Initially, Taylor had some reservations about dating her friend’s father, but she says over time she had “gotten over that.” The couple married in May 2017.
“At the beginning, my parents were kind of concerned, my mom was upset that this was my friend’s dad, but they know I’ve always dated older men,” she said. Now Amanda and their families approve of their marriage.
Strangers have noticed the couple’s 25-year age difference. When they closed on their new home, the notary told Kern, “Your daughter can fill this out or sign here.”
But that doesn’t seem to bother Taylor, who likens her May-December romance to Catherine Zeta-Jones and Michael Douglas, who have a similar age gap.
“[Zeta-Jones is] brunette and he has silver hair, like us, but Kern is way better looking than Michael Douglas,” she said. “People have told us … that we are a very striking couple.”
And besides, she says, their attraction is more than skin-deep.
“But, we hit it off, we like the same music and are both old souls. I fell in love with him for his personality, it made him so attractive to me,” she said. “He is fun, outgoing, we both like to party, and he was charming.”
When it comes to the future, they’ve had to talk about the possibility of Kern dying first.
“We met with a trust and will attorney, it’s something not a lot of mid-20s women have to deal with and it’s pretty hard,” Taylor said. “But who knows what will happen. Tomorrow is never promised. I could go first tomorrow by a freak accident or anything.”
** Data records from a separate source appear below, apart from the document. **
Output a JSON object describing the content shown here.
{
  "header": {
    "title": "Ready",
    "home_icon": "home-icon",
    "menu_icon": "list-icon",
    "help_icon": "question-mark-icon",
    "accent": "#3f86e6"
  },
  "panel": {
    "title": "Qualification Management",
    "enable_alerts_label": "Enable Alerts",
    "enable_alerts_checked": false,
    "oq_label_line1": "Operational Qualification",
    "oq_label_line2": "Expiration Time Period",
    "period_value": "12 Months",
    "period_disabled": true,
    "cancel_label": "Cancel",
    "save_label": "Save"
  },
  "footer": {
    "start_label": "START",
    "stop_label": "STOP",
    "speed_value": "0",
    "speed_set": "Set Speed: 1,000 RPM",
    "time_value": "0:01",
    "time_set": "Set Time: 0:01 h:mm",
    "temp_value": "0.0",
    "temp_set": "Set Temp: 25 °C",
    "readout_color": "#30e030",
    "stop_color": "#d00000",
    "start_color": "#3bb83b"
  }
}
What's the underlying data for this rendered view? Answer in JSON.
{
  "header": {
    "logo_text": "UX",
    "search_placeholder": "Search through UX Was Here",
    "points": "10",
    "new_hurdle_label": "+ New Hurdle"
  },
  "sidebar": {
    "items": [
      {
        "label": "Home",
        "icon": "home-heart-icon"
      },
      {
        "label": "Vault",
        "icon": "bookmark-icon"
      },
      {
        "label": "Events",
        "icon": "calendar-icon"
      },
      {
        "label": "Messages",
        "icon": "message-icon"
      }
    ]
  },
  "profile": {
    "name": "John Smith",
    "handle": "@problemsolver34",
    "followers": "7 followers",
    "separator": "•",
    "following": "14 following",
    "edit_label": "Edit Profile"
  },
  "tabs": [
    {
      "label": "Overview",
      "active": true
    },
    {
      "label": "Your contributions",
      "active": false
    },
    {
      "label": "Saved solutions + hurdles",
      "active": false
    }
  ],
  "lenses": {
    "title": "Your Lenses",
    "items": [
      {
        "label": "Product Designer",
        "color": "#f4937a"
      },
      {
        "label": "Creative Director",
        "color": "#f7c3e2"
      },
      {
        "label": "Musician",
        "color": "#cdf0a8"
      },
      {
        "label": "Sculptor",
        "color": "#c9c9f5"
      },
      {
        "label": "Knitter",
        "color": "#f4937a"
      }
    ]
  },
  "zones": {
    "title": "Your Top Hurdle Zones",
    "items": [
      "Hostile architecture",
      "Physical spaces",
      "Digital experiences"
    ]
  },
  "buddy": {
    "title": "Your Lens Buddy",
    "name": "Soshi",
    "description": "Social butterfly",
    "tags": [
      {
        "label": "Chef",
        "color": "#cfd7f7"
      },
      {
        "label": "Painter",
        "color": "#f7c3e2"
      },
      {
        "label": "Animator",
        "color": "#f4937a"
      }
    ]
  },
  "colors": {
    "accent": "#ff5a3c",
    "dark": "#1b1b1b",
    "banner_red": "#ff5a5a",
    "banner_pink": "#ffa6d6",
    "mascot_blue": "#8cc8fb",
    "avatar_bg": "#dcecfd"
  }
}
And they have no plans for having kids.
“Why would I want to change at that part of his life, honestly I love my life, we enjoy the freedom of traveling and having fun together,” she said.
And Kern, a retiree, says people shouldn’t judge their age gap.
“If it makes you happy and you click, it’s nobody’s business but yours and if people want to be judgmental, the hell with them,” he said. “Leave them in their glass house.”